RP-L401 was in-licensed from Lund University, under the research leadership of Dr. Johan Richter, M.D., Ph.D. and Dr. Ilana Moscatelli, Ph.D. The vector was in-licensed through a collaboration with Dr. Axel Schambach, M.D., Ph.D. of the Medizinische Hochschule Hannover. 

Rocket’s non-randomized, open-label Phase 1 clinical trial of RP-L401 for the treatment of IMO will enroll two pediatric patients, one month of age or older. The trial is designed to assess safety and tolerability of RP-L401, as well as preliminary efficacy, including potential improvements in bone abnormalities/density, hematologic status and endocrine abnormalities.

UCLA will serve as the lead trial site under principal investigator Donald B. Kohn, M.D., Professor of Microbiology, Immunology and Molecular Genetics, Pediatrics (Hematology/Oncology), Molecular and Medical Pharmacology, and member of the Eli and Edythe Broad Center of Regenerative Medicine and Stem Cell Research at the UCLA. 
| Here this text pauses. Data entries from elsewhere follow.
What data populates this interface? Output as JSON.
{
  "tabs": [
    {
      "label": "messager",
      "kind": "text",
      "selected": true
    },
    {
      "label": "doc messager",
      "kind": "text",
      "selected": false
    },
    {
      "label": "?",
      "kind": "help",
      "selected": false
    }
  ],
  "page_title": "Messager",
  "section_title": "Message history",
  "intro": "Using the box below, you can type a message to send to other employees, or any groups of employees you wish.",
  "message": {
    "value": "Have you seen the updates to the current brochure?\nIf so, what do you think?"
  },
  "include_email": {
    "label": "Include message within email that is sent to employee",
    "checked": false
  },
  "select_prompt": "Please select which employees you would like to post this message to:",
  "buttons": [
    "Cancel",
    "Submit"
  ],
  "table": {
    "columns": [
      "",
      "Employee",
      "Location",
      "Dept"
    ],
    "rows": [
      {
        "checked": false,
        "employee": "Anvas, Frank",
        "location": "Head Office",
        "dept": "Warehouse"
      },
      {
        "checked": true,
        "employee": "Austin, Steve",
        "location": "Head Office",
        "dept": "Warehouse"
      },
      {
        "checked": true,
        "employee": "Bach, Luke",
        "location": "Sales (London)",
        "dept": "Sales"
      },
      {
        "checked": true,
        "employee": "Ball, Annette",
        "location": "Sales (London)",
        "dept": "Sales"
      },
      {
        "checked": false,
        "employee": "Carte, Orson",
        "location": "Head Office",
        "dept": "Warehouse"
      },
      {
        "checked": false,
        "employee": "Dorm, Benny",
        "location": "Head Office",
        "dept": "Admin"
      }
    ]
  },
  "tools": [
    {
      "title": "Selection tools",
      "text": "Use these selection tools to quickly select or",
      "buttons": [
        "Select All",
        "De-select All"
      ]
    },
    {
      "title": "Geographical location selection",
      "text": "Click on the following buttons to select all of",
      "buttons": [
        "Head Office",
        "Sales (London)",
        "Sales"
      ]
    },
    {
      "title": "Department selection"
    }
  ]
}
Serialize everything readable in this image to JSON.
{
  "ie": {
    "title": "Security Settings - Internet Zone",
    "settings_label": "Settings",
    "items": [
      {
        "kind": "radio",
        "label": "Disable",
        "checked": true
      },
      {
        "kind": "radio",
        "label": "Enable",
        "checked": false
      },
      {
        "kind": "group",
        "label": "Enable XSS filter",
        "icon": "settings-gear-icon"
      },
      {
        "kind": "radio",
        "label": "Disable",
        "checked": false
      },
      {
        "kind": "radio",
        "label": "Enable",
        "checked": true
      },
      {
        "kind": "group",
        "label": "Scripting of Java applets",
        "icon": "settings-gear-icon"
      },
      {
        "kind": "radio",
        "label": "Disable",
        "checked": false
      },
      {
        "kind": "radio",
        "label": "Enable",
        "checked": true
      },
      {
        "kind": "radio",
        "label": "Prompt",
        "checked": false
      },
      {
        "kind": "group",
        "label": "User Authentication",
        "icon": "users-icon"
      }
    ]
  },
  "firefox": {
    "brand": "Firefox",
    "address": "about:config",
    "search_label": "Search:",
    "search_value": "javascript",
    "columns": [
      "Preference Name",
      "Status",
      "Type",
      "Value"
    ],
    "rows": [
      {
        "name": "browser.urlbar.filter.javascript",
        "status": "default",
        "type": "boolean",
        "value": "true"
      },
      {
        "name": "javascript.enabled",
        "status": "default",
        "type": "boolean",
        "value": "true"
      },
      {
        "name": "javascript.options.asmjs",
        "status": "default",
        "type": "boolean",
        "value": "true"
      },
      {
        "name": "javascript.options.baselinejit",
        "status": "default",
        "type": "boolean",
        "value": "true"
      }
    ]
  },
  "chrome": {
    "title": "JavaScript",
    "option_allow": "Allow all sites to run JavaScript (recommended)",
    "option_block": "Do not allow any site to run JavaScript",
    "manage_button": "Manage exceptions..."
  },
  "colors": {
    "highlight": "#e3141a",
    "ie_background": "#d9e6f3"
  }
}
Infantile Malignant Osteopetrosis (IMO) is a rare, severe autosomal recessive disorder caused by mutations in the TCIRG1 gene, which is critical for the process of bone resorption. Mutations in TCIRG1 interfere with the function of osteoclasts, cells which are essential for normal bone remodeling and growth, leading to skeletal malformations, including fractures and cranial deformities which cause neurologic abnormalities including vision and hearing loss. Patients often have endocrine abnormalities and progressive, frequently fatal bone marrow failure. As a result, death is common within the first decade of life. IMO has an estimated incidence of 1 in 200,000. The only treatment option currently available for IMO is an allogenic bone marrow transplant (HSCT), which allows for the restoration of bone resorption by donor-derived osteoclasts which originate from hematopoietic cells. Long-term survival rates are lower in IMO than those associated with HSCT for many other non-malignant hematologic disorders; severe HSCT-related complications are frequent. There is an urgent need for additional treatment options.